Her voice fell to a stage whisper. “Actually, I was callin’ with an interestin’ bit o’ gossip. ”
“Good God, Lurl. I don’t give a shit—”
“I met an old friend of yours today—you care about that don’tcha? And I have to say, she ain’t nuthin’ like I expected her to be. Why, to hear you and Kath—oops! I didn’t mean to mention her, sorry—anyway, she was just as sweet as cream butter. I wouldn’t even have known she was rich. She was that everyday. Like Miss Sissy Spacek. I saw her on Oprah the other day and you woulda thought that lady was no differ’nt’n you or me. ”
Nick tried to keep up with the conversation, but it was spiraling beyond his control. “Sissy Spacek was in your salon today? Is that the point?”
Lurlene’s musical laugh skipped up and down the scales. “You silly, of course not. This is Mystic, not Aspen. I’m talkin’ about Annie Bourne. She’s back in town, visitin’ her daddy. ”
Nick couldn’t have heard right. “Annie Bourne is back in town?”

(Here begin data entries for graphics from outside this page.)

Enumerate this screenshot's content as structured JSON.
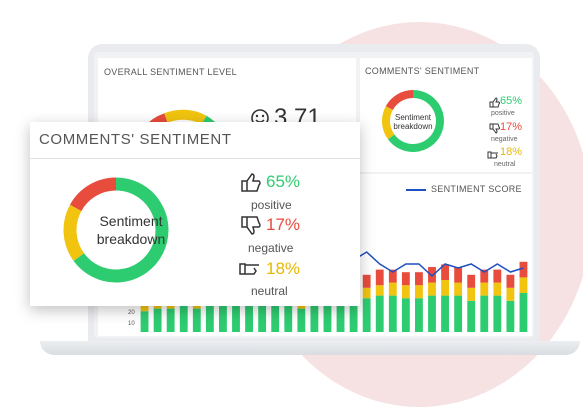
{
  "colors": {
    "positive": "#2ecc71",
    "negative": "#e74c3c",
    "neutral": "#f1c40f",
    "line": "#1f4fc1"
  },
  "overall": {
    "title": "OVERALL SENTIMENT LEVEL",
    "score": "3.71",
    "gauge_tick": "3",
    "smile_icon": "smile-icon"
  },
  "small_card": {
    "title": "COMMENTS' SENTIMENT",
    "center_label_1": "Sentiment",
    "center_label_2": "breakdown",
    "positive": {
      "value": "65%",
      "label": "positive"
    },
    "negative": {
      "value": "17%",
      "label": "negative"
    },
    "neutral": {
      "value": "18%",
      "label": "neutral"
    }
  },
  "chart_panel": {
    "legend": "SENTIMENT SCORE",
    "y_ticks": [
      "20",
      "10"
    ]
  },
  "big_card": {
    "title": "COMMENTS' SENTIMENT",
    "center_label_1": "Sentiment",
    "center_label_2": "breakdown",
    "positive": {
      "value": "65%",
      "label": "positive"
    },
    "negative": {
      "value": "17%",
      "label": "negative"
    },
    "neutral": {
      "value": "18%",
      "label": "neutral"
    }
  },
  "chart_data": {
    "type": "bar",
    "series": [
      {
        "name": "positive",
        "values": [
          8,
          9,
          9,
          10,
          9,
          10,
          10,
          11,
          10,
          10,
          11,
          10,
          9,
          11,
          12,
          12,
          12,
          13,
          14,
          14,
          13,
          13,
          14,
          14,
          14,
          12,
          14,
          14,
          12,
          15
        ]
      },
      {
        "name": "neutral",
        "values": [
          4,
          4,
          3,
          3,
          3,
          3,
          3,
          3,
          3,
          3,
          3,
          3,
          3,
          3,
          3,
          3,
          4,
          4,
          4,
          5,
          5,
          5,
          5,
          6,
          5,
          5,
          5,
          5,
          5,
          6
        ]
      },
      {
        "name": "negative",
        "values": [
          0,
          0,
          0,
          0,
          0,
          0,
          0,
          0,
          0,
          0,
          0,
          0,
          0,
          0,
          0,
          0,
          4,
          5,
          6,
          5,
          5,
          5,
          6,
          6,
          6,
          5,
          5,
          5,
          5,
          6
        ]
      }
    ],
    "line": {
      "name": "SENTIMENT SCORE",
      "values": [
        3.8,
        3.7,
        3.8,
        3.9,
        3.6,
        3.8,
        3.7,
        3.8,
        3.8,
        3.7,
        3.7,
        3.8,
        3.8,
        3.7,
        3.7,
        3.8,
        3.9,
        4.1,
        3.8,
        3.6,
        3.8,
        3.8,
        3.5,
        3.8,
        3.7,
        3.8,
        3.6,
        3.8,
        3.6,
        3.7
      ]
    }
  },
  "donut_data": {
    "positive": 65,
    "negative": 17,
    "neutral": 18
  }
}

Lurlene babbled on about haircuts and cashmere sweaters and diamonds the size of grapes. Nick couldn’t keep his focus. Annie Bourne.
He mumbled something—he had no idea what—and hung up.

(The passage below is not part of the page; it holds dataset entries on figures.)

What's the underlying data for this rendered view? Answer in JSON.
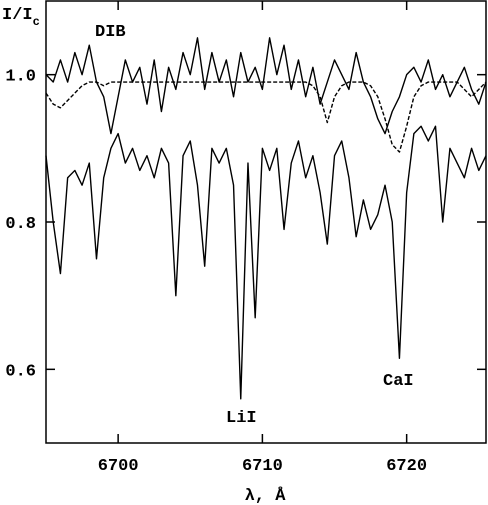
{
  "chart_data": {
    "type": "line",
    "ylabel": "I/I",
    "ylabel_sub": "c",
    "xlabel": "λ, Å",
    "annotations": [
      "DIB",
      "LiI",
      "CaI"
    ],
    "x": [
      6695,
      6695.5,
      6696,
      6696.5,
      6697,
      6697.5,
      6698,
      6698.5,
      6699,
      6699.5,
      6700,
      6700.5,
      6701,
      6701.5,
      6702,
      6702.5,
      6703,
      6703.5,
      6704,
      6704.5,
      6705,
      6705.5,
      6706,
      6706.5,
      6707,
      6707.5,
      6708,
      6708.5,
      6709,
      6709.5,
      6710,
      6710.5,
      6711,
      6711.5,
      6712,
      6712.5,
      6713,
      6713.5,
      6714,
      6714.5,
      6715,
      6715.5,
      6716,
      6716.5,
      6717,
      6717.5,
      6718,
      6718.5,
      6719,
      6719.5,
      6720,
      6720.5,
      6721,
      6721.5,
      6722,
      6722.5,
      6723,
      6723.5,
      6724,
      6724.5,
      6725,
      6725.5
    ],
    "series": [
      {
        "color": "#000000",
        "style": "solid",
        "values": [
          0.89,
          0.8,
          0.73,
          0.86,
          0.87,
          0.85,
          0.88,
          0.75,
          0.86,
          0.9,
          0.92,
          0.88,
          0.9,
          0.87,
          0.89,
          0.86,
          0.9,
          0.88,
          0.7,
          0.89,
          0.91,
          0.85,
          0.74,
          0.9,
          0.88,
          0.9,
          0.85,
          0.56,
          0.88,
          0.67,
          0.9,
          0.87,
          0.9,
          0.79,
          0.88,
          0.91,
          0.86,
          0.89,
          0.84,
          0.77,
          0.89,
          0.91,
          0.86,
          0.78,
          0.83,
          0.79,
          0.81,
          0.85,
          0.8,
          0.615,
          0.84,
          0.92,
          0.93,
          0.91,
          0.93,
          0.8,
          0.9,
          0.88,
          0.86,
          0.9,
          0.87,
          0.89
        ]
      },
      {
        "color": "#000000",
        "style": "solid",
        "values": [
          1.0,
          0.99,
          1.02,
          0.99,
          1.03,
          1.0,
          1.04,
          0.99,
          0.97,
          0.92,
          0.97,
          1.02,
          0.99,
          1.01,
          0.96,
          1.02,
          0.95,
          1.01,
          0.98,
          1.03,
          1.0,
          1.05,
          0.98,
          1.03,
          0.99,
          1.02,
          0.97,
          1.03,
          0.99,
          1.01,
          0.98,
          1.05,
          1.0,
          1.04,
          0.98,
          1.02,
          0.97,
          1.01,
          0.96,
          0.99,
          1.02,
          1.0,
          0.98,
          1.03,
          0.99,
          0.97,
          0.94,
          0.92,
          0.95,
          0.97,
          1.0,
          1.01,
          0.99,
          1.02,
          0.98,
          1.0,
          0.97,
          0.99,
          1.01,
          0.98,
          0.96,
          0.99
        ]
      },
      {
        "color": "#000000",
        "style": "dashed",
        "values": [
          0.975,
          0.96,
          0.955,
          0.965,
          0.975,
          0.985,
          0.99,
          0.99,
          0.985,
          0.99,
          0.99,
          0.99,
          0.99,
          0.99,
          0.99,
          0.99,
          0.99,
          0.99,
          0.99,
          0.99,
          0.99,
          0.99,
          0.99,
          0.99,
          0.99,
          0.99,
          0.99,
          0.99,
          0.99,
          0.99,
          0.99,
          0.99,
          0.99,
          0.99,
          0.99,
          0.99,
          0.99,
          0.985,
          0.97,
          0.935,
          0.97,
          0.985,
          0.99,
          0.99,
          0.99,
          0.985,
          0.97,
          0.94,
          0.905,
          0.895,
          0.93,
          0.97,
          0.985,
          0.99,
          0.99,
          0.99,
          0.99,
          0.99,
          0.98,
          0.97,
          0.98,
          0.99
        ]
      }
    ],
    "xlim": [
      6695,
      6725.5
    ],
    "ylim": [
      0.5,
      1.1
    ],
    "xticks": [
      6700,
      6710,
      6720
    ],
    "yticks": [
      0.6,
      0.8,
      {
        "value": 1.0,
        "label": "1.0"
      }
    ],
    "grid": false
  }
}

Jesus, Annie Bourne. She hadn’t been home in years; he knew that because Kathy had waited futilely for phone calls from her old best friend.
Picking his way through the debris in his living room, he went to the fireplace and grabbed a picture off of the mantel. It was one he’d seen daily but hadn’t really looked at in years. A bit faded, the colors sucked away by time and sunlight, it was of the three of them, taken in the last rosy days of the summer before their senior year. Annie and Kathy and Nick. The gruesome threesome.
He was in the middle, with an arm around each girl. He looked young and carefree and happy—a different boy from the one who’d lived in a cramped, dirty car only a few months before. In that perfect summer, when he’d first tasted the rain-sweet elixir called normal life, he’d finally understood what it meant to have friends, to be a friend.
And he had fallen in love.
The photograph had been taken in the late afternoon, when the sky was a deep and unbroken blue. They’d spent the day at the lake, shrieking and laughing as they dove off the cliffs into the water. It was the day he’d first understood it would have to come to an end, the day he realized that sooner or later, he’d have to choose between the two girls he loved.
There had never been any doubt about whom he would choose. Annie had already applied to Stanford, and with her grades and test scores, everyone knew she’d be accepted. She was on her way in the world. Not Kathy. Kathy was a quiet, small-town girl given to blue moods . . . a girl who needed desperately to be loved and cared for.
He still remembered what he’d told Annie that day. After the life he’d lived with his mother, he knew what he wanted: respect and stability. He wanted to make a difference in people’s lives, to be part of a legal system that cared about the death of a lonely young woman who lived in her car.
He’d told Annie that he dreamed of becoming a policeman in Mystic.
Oh, no, Nicky, she had whispered, rolling over on the blanket to stare into his face. You can do better than that. If you like the law, think big . . . big . . . you could be a supreme court justice, maybe a senator.
It had hurt him, those words, the quiet, unintentional indictment of his dreams. I don’t want to be a supreme court justice.